“Athira, bolehkah aku jujur?”
“ Iya, gimana Budi?” jantungku berdegup tak karuan.
“Aku minta maaf ya, atas kejadian yang kemarin-kemarin. Atas sikapku yang mungkin ngga mengenakkan hatimu, seperti tidak menghargai. Aku sadar Ra, aku sadar banget pasti kamu ngerasa sedih sebab sikapku yang seperti itu. Tapi satu yang kamu harus tau Ra, aku melakukan itu semua karena aku pada dasarnya juga bingung dengan segala kseibukanku dan tekanan-tekanan yang datang padaku.” Ungkapnya dengan nada menyesal. “Aku lupa menjaga hubungan baik dengan kalian, aku menyesal Ra.”
Kami berbicara lama, dan saya menyadari keinginan tulus darinya untuk memperbaiki keadaan. Kami sepakat untuk berkolaborasi dalam merancang program-program baru yang lebih melibatkan semua anggota.
Sejak saat itu, kami mulai mengadakan pertemuan rutin untuk mendiskusikan perkembangan dan harapan setiap anggota. Ketidakpedulian yang pernah mengganggu kami perlahan-lahan memudar. Kami mengerti bahwa organisasi ini bukan hanya tentang kepengurusan, tetapi tentang membangun ikatan yang kuat di antara kami.
Malam itu, saat saya menuliskan kembali catatan pengalaman ini dengan anggapan bahwa diri ini telah terberkati. Waktu yang kita habiskan bersama tidak pernah sia-sia. Meskipun ketidakpedulian itu membuat saya terasingkan disitu terdapat pembelajaran untuk menghargai perjalanan ini dan menjadikannya pelajaran berharga. Jejak waktu akan selalu ada, dan meskipun saya pernah mengalami ketidakpedulian. Namun, kini saya memiliki pemahaman yang lebih dalam tentang arti persahabatan dan saling menghargai dalam setiap langkah kehidupan.
Beberapa minggu kemudian, organisasi kami mengadakan kegiatan besar seperti festival seni untuk mengumpulkan dana bagi yayasan anak-anak kurang mampu. Kami semua berkolaborasi, saling mengisi kekurangan satu sama lain. Saya bertugas untuk mengatur jadwal dan mengoordinasikan para relawan. Hal ini merupakan momen yang tepat untuk memperlihatkan bagaimana kami telah berubah.

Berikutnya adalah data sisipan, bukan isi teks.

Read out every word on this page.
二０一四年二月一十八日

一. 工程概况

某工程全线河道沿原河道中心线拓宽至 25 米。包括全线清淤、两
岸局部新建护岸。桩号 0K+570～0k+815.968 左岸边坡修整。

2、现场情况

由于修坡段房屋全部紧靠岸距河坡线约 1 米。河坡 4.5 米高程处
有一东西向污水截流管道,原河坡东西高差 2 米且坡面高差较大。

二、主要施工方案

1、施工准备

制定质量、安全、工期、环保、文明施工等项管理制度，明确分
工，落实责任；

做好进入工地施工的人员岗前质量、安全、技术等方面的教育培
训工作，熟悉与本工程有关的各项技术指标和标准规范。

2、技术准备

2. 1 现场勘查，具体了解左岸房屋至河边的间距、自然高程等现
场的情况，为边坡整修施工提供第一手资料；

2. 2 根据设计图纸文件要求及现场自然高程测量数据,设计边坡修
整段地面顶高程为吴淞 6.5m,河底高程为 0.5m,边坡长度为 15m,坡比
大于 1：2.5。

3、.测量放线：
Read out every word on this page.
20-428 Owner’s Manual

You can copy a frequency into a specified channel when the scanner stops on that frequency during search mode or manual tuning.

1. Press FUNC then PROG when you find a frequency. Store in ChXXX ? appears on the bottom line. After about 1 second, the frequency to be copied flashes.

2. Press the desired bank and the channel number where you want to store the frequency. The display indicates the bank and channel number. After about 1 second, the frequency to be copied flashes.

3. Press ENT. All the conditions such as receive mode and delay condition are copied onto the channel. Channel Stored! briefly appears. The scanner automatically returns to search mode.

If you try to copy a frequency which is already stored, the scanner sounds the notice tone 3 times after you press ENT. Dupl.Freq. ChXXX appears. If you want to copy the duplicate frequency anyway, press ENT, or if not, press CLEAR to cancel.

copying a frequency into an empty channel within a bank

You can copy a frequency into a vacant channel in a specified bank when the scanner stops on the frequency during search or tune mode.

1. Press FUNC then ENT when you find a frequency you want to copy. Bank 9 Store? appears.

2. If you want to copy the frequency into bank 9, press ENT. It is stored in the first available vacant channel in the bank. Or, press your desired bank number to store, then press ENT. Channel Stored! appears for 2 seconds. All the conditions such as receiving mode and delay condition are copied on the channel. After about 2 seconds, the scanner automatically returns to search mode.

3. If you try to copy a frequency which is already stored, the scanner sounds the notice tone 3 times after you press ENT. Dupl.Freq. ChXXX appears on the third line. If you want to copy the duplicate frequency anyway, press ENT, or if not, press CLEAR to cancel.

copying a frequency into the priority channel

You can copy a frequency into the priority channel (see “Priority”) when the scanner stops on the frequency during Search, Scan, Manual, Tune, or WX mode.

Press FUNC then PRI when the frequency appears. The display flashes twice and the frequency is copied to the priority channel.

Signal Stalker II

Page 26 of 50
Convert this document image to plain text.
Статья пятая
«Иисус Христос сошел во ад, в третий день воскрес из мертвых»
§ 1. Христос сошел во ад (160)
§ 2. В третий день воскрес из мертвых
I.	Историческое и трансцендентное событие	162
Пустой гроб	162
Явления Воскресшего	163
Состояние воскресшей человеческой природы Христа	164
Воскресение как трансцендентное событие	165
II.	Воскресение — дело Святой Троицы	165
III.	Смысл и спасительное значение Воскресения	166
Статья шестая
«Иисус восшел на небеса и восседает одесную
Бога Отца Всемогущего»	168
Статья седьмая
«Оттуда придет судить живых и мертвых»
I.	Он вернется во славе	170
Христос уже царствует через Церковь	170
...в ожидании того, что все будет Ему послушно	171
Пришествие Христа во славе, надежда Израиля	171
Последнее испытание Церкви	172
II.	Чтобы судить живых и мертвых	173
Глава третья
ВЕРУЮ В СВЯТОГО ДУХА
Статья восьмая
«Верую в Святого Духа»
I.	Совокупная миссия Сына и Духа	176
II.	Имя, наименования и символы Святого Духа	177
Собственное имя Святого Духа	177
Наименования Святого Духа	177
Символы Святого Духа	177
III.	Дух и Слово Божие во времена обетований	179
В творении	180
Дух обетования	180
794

Di balik layar, saya melihat Budi berusaha keras untuk mendukung semua anggota. Dia mendorong kami untuk berpartisipasi aktif dan tidak segan-segan untuk membantu siapa pun yang membutuhkan. Melihat perubahan ini, saya membangkitkan semangat yang dahulu untuk kembali muncul. Saya menyadari bahwa di balik semua rasa sakit dan ketidakpedulian, terdapat potensi besar untuk memperbaiki keadaan.
Saat festival berlangsung, suasana penuh keceriaan dan kebersamaan. Kami semua bekerja sama, tertawa, dan berbagi cerita. Saya menyadari kehangatan persahabatan yang sempat pudar. Di tengah acara, Budi memberikan sambutan. Dia mengungkapkan betapa bangganya dia terhadap kami semua dan bagaimana dia sangat berterima kasih atas kerja keras setiap anggota. Dia menyebutkan dan menghargai kontribusi saya, dan mengingatkan semua orang untuk tidak pernah menganggap remeh peran satu sama lain.
Kata-kata itu menyentuh hati saya. Akhirnya, setelah perjalanan panjang saya dihargai kembali. Hal ini menjadikan pelajaran bahwa setiap pengalaman, baik pahit maupun manis, membentuk siapa diri saya saat ini. Saya belajar untuk tidak hanya melihat kepengurusan sebagai jabatan, tetapi sebagai kesempatan untuk membangun hubungan yang saling menguntungkan.
Festival itu berhasil dengan sangat baik, melebihi target penggalangan dana kami. Kami merayakan kesuksesan tersebut dengan penuh suka cita. Di tengah kerumunan, saya melihat Budi dan anggota lainnya tersenyum, berbagi cerita dan tawa. Rasa percaya diri saya semakin kuat, dan tidak lagi beranggapan bahwa semua dilalui sendirian dalam perjalanan ini. Ketidakpedulian yang pernah ada menjadi pelajaran berharga yang mendorong kami untuk lebih menghargai satu sama lain.